Abigail saw the difference in them at once. “It’s over!” she cried.
“It’s over,” Nora said. “You don’t remember what we were like together, this impossible man and me. But you’ll see now!”
“Because of me?”
“It wouldn’t have happened without you,” John said.
“Steamer!” she called as he came panting in at the French window. “It’s over! The Great Schism is over!”
Caspar joined her laughter, overjoyed th
at she could laugh. “I know! They’ve even redrawn their wills. We don’t exist now—they’ve left it all to each other. For eternity.”
“You’ll show some respect, young Caspar,” John warned with mock severity. “The days are gone when you could go to your mother for an ally against me, or to me against her.”
“Curses!” Caspar said, twirling imaginary moustachioes.
“César.” Abigail held out her hands, which he took and squeezed. Silent as ever, he stared into her eyes. She pulled him onto the bed. “How can I thank you?” she asked quietly. “I never can, of course. I owe you my life.”
He shook his head, not in mock modesty but sincerely. “Thank those who gave you the strong body you have. And the will to fight away death.”

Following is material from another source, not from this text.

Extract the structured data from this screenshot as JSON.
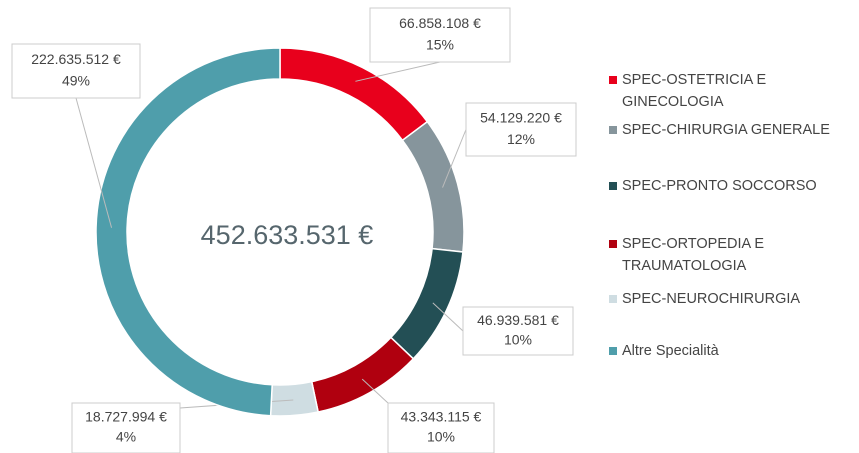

He took her pulse, looked at her tongue, made her squeeze his wrists with both hands, peered at the whites of her eyes, and said, “I’ll go painting tomorrow. The light is better every day.”
***
She walked a few steps that day; quite a lot more the next. The following day she sat up for several hours by the fire, taking it in turns to read with Celia. Only then did César follow his promise and go out painting.
He brought it to her that evening like a hunter with a trophy. It was of the villa—but more than that, it was everything she had felt about the villa. He felt it, too.
“You don’t start, as I was taught,” she said, “with all the dark parts, painted thinly, and then work up to the highlights using more and more linseed oil?”
He laughed. “When you write, d’you put in all the nouns first and then go back and add the verbs? What’s wrong with shadows that I should drown them in turpentine? Shadows are rich, too.”
Then he brought her a portrait he had done of her to stop himself going mad of anxiety at her bedside. At once she saw how ill she had been.
“I did it,” he said, “because it was all I thought was left of you. But now, when spring comes and you can run again, I’ll do better.”